Counting data have at least one source of uncertainty associated: the age estimated for each sample comes from an age-depth model fit using control data (e.g., radiocarbon data or any other geochronological information). In the case of interpolated data, the uncertainty have a second dimension, depending on how far (in time) we are interpolating countings from a real sample. [@blois_2011] proposed an index to summarize these two uncertainties. See ?blois_quality and Blois et al. [-@blois_2011] for details. EPDr provides a function to calculate data quality according to the Blois index (blois_quality) on epd.entity.df objects.

epd_all[[1]]@agesdf@dataquality
epd_all <- lapply(epd_all, blois_quality)
epd_all[[1]]@agesdf@dataquality

The basic interpretation of the index is that closer to 1 is high quality data, whereas close to 0 is poor quality data.

Plotting and preparing output data

When all standardizations have been accomplished, the data can be prepared for further analysis by preparing tables or can be plotted in the form of maps, for instance.

In the first version of the package, EPDr have a function called table_by_taxa_age that allow to search in a epd.entity.df object and extract the data for a particular taxa and sample (by the sample label).

epd_tables <- lapply(epd_all,
                     table_by_taxa_age,
                     c("Quercus"), c("1000", "2000"))
epd_tables[[1]]

Note that this function returns a list of tables with the entity number, coordinates for that entity (londd and latdd), count, sample_label and taxa. You can combine all those tables into a single one, by

epd_table <- do.call(rbind, epd_tables)
epd_table

This function is also used internally in the map_taxa_age function, which use the data prepared in this way to plot a map of the pollen counts for a particular taxa in a particular time period. In this case, the map_taxa_age was designed to work on list of epd.entity.df objects. Passing the list of objects, the desired taxa name, and the desired age label of interest will produce a ggplot map with pollen counts.

map_taxa_age(epd_all, "Pinus", "1000")

Note that the function automatically recognize that counts are in percentages, and properly acknoledge that in the legend. If the counts were not converted into percentages, the function will plot differently to accomodate this sort of data. Note also how entities without data for that particular time period are plotted with NA (small dark grey dots).

While other functions ignore multiple taxa names or entity ids, the map_taxa_age function accept multiple taxa names, but not sample labels. When multiple taxa names are provided, the plot represent the sum of all those taxa passed to the function. This can be usefull when taxonomy has not been standardized or we are interested in data at higher taxonomical levels than those recognized by the EPD taxonomy.

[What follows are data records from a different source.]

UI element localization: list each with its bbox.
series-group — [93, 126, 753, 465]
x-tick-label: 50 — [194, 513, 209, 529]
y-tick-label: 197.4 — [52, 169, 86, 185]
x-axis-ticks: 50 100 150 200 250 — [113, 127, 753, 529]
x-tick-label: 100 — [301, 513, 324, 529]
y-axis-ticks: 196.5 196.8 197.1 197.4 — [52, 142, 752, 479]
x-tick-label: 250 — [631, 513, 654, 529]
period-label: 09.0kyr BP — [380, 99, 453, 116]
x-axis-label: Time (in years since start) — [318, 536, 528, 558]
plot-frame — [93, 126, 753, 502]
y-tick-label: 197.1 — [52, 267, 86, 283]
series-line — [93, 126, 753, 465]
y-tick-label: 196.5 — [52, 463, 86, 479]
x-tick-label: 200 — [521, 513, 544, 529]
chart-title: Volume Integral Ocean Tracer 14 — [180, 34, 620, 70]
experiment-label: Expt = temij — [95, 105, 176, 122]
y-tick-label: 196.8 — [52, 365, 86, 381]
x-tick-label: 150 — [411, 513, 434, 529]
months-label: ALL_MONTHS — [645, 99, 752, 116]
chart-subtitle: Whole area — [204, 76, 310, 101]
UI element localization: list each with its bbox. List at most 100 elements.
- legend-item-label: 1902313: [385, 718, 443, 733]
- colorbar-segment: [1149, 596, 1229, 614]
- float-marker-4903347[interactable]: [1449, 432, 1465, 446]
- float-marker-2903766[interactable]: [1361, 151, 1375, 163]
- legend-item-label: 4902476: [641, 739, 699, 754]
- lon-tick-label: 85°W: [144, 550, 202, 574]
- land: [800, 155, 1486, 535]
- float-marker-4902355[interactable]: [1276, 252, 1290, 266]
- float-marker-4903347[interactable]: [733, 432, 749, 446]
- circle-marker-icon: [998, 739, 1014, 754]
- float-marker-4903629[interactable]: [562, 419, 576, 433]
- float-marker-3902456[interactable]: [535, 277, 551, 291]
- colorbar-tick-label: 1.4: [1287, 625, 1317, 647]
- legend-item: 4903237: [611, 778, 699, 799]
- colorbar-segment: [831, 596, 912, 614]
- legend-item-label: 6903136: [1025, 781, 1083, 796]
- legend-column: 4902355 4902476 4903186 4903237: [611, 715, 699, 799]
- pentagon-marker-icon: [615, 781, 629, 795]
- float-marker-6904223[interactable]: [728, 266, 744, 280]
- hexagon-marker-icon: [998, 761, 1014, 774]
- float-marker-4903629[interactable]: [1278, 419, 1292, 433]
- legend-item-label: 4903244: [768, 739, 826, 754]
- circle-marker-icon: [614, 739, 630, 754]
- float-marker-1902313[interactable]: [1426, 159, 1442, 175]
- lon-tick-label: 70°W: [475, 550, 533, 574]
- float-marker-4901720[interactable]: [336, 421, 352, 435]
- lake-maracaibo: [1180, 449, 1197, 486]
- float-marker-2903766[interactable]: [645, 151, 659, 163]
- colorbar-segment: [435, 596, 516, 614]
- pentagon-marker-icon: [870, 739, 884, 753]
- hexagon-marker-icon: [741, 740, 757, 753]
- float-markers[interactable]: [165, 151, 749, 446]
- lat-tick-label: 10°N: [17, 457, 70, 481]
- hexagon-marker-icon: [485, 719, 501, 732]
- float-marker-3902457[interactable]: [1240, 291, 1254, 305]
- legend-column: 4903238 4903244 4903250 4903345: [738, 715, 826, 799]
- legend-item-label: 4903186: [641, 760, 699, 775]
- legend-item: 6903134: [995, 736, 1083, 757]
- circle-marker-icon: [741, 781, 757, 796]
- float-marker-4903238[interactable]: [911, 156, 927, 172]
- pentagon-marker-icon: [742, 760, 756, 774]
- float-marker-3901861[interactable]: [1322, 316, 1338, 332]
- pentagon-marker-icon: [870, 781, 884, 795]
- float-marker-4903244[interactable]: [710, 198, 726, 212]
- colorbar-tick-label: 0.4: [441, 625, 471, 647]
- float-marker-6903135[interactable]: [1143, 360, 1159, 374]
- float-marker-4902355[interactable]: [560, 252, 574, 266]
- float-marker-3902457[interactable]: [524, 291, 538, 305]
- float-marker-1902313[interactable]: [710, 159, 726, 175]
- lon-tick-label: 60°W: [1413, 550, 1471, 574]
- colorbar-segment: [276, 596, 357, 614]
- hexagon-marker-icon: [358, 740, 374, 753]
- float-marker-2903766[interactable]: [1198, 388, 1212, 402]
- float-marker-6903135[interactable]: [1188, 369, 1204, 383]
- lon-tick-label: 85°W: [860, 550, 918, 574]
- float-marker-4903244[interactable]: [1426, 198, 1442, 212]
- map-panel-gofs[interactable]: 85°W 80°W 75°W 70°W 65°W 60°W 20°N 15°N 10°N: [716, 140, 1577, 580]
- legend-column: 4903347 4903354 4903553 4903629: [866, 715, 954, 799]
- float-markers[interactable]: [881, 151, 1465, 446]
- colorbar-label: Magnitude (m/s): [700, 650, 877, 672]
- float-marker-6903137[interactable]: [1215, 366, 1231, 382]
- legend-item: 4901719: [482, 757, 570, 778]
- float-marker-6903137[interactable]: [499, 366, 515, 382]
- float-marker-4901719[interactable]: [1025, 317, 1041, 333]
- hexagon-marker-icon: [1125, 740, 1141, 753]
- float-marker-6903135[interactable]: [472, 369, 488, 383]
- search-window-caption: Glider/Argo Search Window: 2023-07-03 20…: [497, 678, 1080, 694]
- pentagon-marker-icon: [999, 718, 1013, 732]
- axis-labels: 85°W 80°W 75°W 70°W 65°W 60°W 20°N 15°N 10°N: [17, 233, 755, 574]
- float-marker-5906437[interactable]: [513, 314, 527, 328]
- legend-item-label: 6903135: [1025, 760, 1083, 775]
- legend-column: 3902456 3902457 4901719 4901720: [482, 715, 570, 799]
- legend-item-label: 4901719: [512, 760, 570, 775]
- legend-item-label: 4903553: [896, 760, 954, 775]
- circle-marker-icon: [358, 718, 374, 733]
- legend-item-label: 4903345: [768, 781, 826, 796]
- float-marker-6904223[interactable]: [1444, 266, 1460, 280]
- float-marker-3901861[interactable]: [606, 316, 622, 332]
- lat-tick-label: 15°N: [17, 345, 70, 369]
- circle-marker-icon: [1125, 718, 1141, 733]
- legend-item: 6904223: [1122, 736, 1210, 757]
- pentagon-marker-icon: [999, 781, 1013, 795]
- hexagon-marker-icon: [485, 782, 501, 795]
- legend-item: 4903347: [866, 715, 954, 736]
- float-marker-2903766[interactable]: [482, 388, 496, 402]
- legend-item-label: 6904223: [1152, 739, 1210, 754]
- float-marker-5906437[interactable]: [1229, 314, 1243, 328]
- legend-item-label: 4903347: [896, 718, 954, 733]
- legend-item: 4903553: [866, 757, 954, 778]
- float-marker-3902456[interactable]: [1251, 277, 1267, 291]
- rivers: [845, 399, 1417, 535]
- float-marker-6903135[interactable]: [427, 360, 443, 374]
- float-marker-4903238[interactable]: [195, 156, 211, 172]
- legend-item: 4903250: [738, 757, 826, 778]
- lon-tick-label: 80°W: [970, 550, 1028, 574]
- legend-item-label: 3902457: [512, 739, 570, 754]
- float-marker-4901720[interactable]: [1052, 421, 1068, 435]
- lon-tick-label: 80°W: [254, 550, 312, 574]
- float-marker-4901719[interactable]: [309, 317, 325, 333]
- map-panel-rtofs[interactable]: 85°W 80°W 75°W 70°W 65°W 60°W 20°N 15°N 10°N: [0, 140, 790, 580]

pinus <- c("Pinus", "Pinus cembra-type", "Pinus halepensis-type",
           "Pinus pinaster", "Pinus sylvestris-type")
map_taxa_age(epd_all, pinus, "1000")

Note how some entities show now a higher value when putting all Pinus species in the same map.

The function also allow for 'on the fly' conversion to presence absence maps, by using a threshold to transform pollen counts (or percentages) into presence-absence data.

map_taxa_age(epd_all, pinus, "1000", pres_abse = T, pollen_thres = 0)

Note how the legend of the map acknoledge the use and value of a threshold. Here, the default value is zero.

map_taxa_age(epd_all, pinus, "1000", pres_abse = T, pollen_thres = 1)

Note the differences in the map when changing the pollen threshold from the default (zero) to 1, and how this change is acknoledge in the legend.

The function allows for many other configuration on dots colors, sizes, etc. It also allow to zoom into particular areas using coordinates. For a full description on all these map tunning arguments check ?map_taxa_age.